Paripurna terhormat ini molor dari jadwal pukul 10.00 WIB menjadi pukul 11.30 WIB dikarenakan Pansus I DPRD Lubuklinggau masih menunggu satu surat keterangan dari PT Linggau Bisa.

Juru bicara Pansus I,Sutrisno Amin,menyampaikan berdasarkan surat keputusan nomor 31/KPTS/Pansus I/2015 Pansus I telah melakukan rapat pembahasan Raperda penyertaan modal terhadap Bank SumselBabel, PDAM Tirta Bukit Sulap dan PT Linggau Bisa,namun pada pelaporanya terkendala satu surat keterangan terkait PT Linggau Bisa yang belum diterima pansus I.

“Rapat Paripurna ini seharusnya pukul 10.00 WIB,tapi baru dimulai jam 12 kurang lima belas menit, karena kami masih menunggu satu surat keterangan dari esekustif terkait PT Linggau Bisa,” kata Sutrisno Amin.

Surat keterangan tersebut,lanjut dia, karena sesuai dengan undangan-undang dalam pembahasan Raperda penyertaan modal,harus dilampirkan surat keterangan mengenai dasar-dasar pemikiran, dan ide-ide gagasan mengenai perusahaan tersebut.

Meski sempat molor , legislatif dan esekutif akhirnya tetap mengesahkan Raperda tentang penyertaan modal pemerintah pada Bank SumselBabel, PDAM Tirta Bukit Sulap,dan PT Linggau Bisa.
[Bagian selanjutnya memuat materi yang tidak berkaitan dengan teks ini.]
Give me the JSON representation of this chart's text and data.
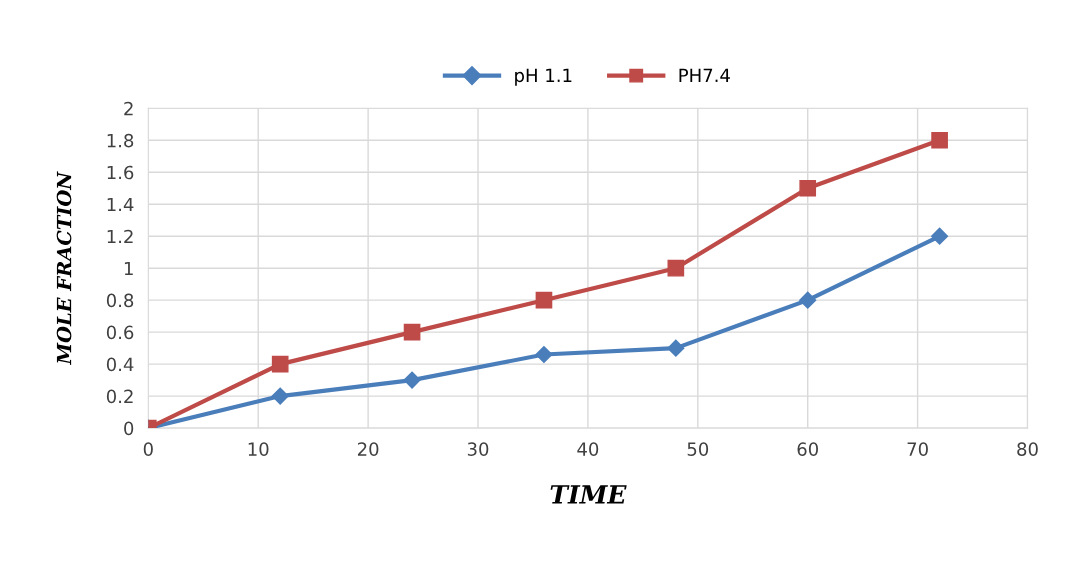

Dalam laporanya, politisi partai Gerindra ini menyebutkan bahwa ada beberapa point yang dirubah di dalam Raperda tersebut sebelum menjadi Perda.

“Ada beberapa point yang diubah, seperti dari sebelumnya berbunyi Penyertaan modal pemerintah pada banksumselbabel,PDAM Tirta Bukit Sulap dan PT Linggau Bisa,diubah menjadi penyertaan modal pada badan usaha milik daerah dan badan hukum lainya. Hal ini agar jika kemudian hari terdapat penambahan penyertaan modal,tidak dilakulkan lagi penerbitan Raperda baru,”jelas dia.
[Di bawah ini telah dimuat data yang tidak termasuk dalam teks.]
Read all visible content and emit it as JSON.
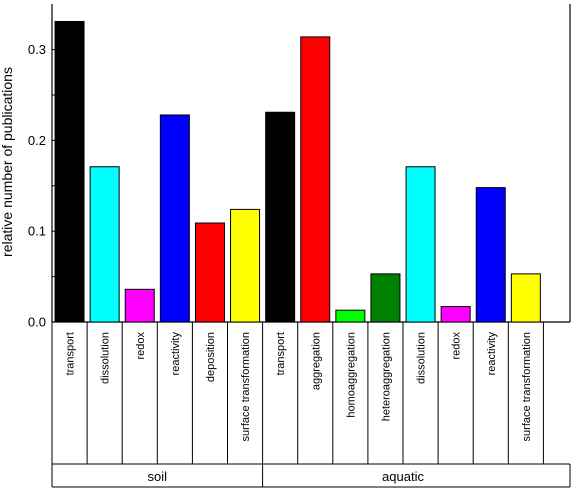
{
  "chart_data": {
    "type": "bar",
    "ylabel": "relative number of publications",
    "ylim": [
      0,
      0.35
    ],
    "yticks": [
      0.0,
      0.1,
      0.2,
      0.3
    ],
    "ytick_labels": [
      "0.0",
      "0.1",
      "0.2",
      "0.3"
    ],
    "grid": false,
    "legend": "none",
    "groups": [
      {
        "label": "soil",
        "categories": [
          "transport",
          "dissolution",
          "redox",
          "reactivity",
          "deposition",
          "surface transformation"
        ],
        "values": [
          0.331,
          0.171,
          0.036,
          0.228,
          0.109,
          0.124
        ],
        "colors": [
          "#000000",
          "#00ffff",
          "#ff00ff",
          "#0000ff",
          "#ff0000",
          "#ffff00"
        ]
      },
      {
        "label": "aquatic",
        "categories": [
          "transport",
          "aggregation",
          "homoaggregation",
          "heteroaggregation",
          "dissolution",
          "redox",
          "reactivity",
          "surface transformation"
        ],
        "values": [
          0.231,
          0.314,
          0.013,
          0.053,
          0.171,
          0.017,
          0.148,
          0.053
        ],
        "colors": [
          "#000000",
          "#ff0000",
          "#00ff00",
          "#008000",
          "#00ffff",
          "#ff00ff",
          "#0000ff",
          "#ffff00"
        ]
      }
    ]
  }
}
Badan hukum lainya yang dimaksud tersebut adalah badan hukum yang dibentuk oleh swasta dan bukan pemerintah,sesuai dengan peraturan perundang-undangan yang berlaku.

Juru Bicara Pansus II DPRD Lubuklinggau,Merizal menyampaikan Raperda tentang Bangunan Gedung telah dilakukan pembahasan dimana sebelumnya telah dilakukan study banding ke beberapa daerah.

Pansus II merekomendasikan agar bangunan gedung pemerintah kedepan bisa membuat gedung sesuai dengan khas daerah Lubuklinggau,ramah lingkungan,dan dimanis.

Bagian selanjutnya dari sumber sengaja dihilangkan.